What happens if there are conflicting provisions between this rider and the Area Development Agreement for Cicis?
Cicis Franchise · 2025 FDDAnswer from 2025 FDD Document
THIS RIDER is made and entered into by and between ON SMILE LLC, a Delaware limited liability company with its principal business address at 13355 Noel Road, Suite 1645, Dallas, TX 75240 ("we," "us," or "our"), and , whose principal business address is ("you" or "your"). 1. BACKGROUND. We and you are parties to that certain Area Development Agreement dated, 20 (the "Area Development Agreement") that has been signed concurrently with the signing of this Rider. This Rider is annexed to and forms part of the Area Development Agreement. This Rider supersedes any inconsistent or conflicting provisions of the Area Development Agreement. Terms not otherwise defined in this Rider have the meanings as defined in the Area Development Agreement.

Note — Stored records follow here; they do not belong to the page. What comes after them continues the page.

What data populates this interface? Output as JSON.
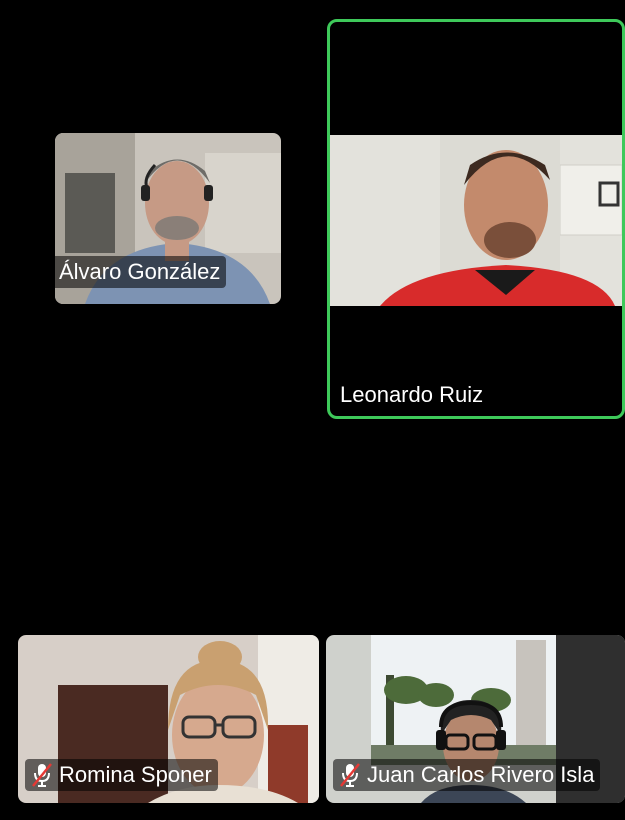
{
  "participants": [
    {
      "name": "Álvaro González",
      "muted": true,
      "speaking": false
    },
    {
      "name": "Leonardo Ruiz",
      "muted": false,
      "speaking": true
    },
    {
      "name": "Romina Sponer",
      "muted": true,
      "speaking": false
    },
    {
      "name": "Juan Carlos Rivero Isla",
      "muted": true,
      "speaking": false
    }
  ],
  "colors": {
    "active_speaker_border": "#3ec95a",
    "muted_slash": "#e53935",
    "background": "#000000"
  },
  "icons": {
    "muted": "microphone-muted-icon"
  }
}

This Rider is being signed because (a) you are a resident of the State of Maryland; or (b) the Cicis Buffet Restaurants or Cicis To Go Restaurants that you develop under your Area Development Agreement are or will be operated in the State of Maryland; or (c) the offer to sell is made in the State of Maryland; or (d) the offer to buy is accepted in the State of Maryland.
Source: Item 20 — OUTLETS AND FRANCHISEE INFORMATION (FDD pages 58–64)
What This Means (2025 FDD)
According to Cicis's 2025 Franchise Disclosure Document, specifically the Rider to the Area Development Agreement, the rider takes precedence over any conflicting terms in the original agreement. This means that if there's a disagreement between what's written in the Area Development Agreement and what's stated in the Rider, the Rider's provisions will be the ones that are enforced. This applies specifically to Area Development Agreements used in Maryland and Illinois.
For a prospective Cicis franchisee, this is important because the Rider can modify the original terms of the Area Development Agreement. Franchisees should carefully review the Rider, along with the Area Development Agreement, to understand their rights and obligations. This is especially crucial for franchisees in Maryland and Illinois, as the Riders address specific legal considerations within those states.
For example, the Maryland Rider includes provisions ensuring that franchisees do not waive claims under Maryland franchise law and that releases do not apply to claims arising under the Maryland Franchise Registration and Disclosure Law. Similarly, the Illinois Rider addresses issues such as waivers of punitive damages and jury trials, limitations of claims, and the applicability of the Illinois Franchise Disclosure Act. These state-specific Riders aim to protect franchisees' rights under local laws, superseding conflicting terms in the main agreement.
Therefore, franchisees need to pay close attention to these Riders, as they can significantly alter the terms of the Area Development Agreement and provide additional protections under state laws. It is advisable to seek legal counsel to fully understand the implications of these Riders and how they affect the franchisee's rights and responsibilities.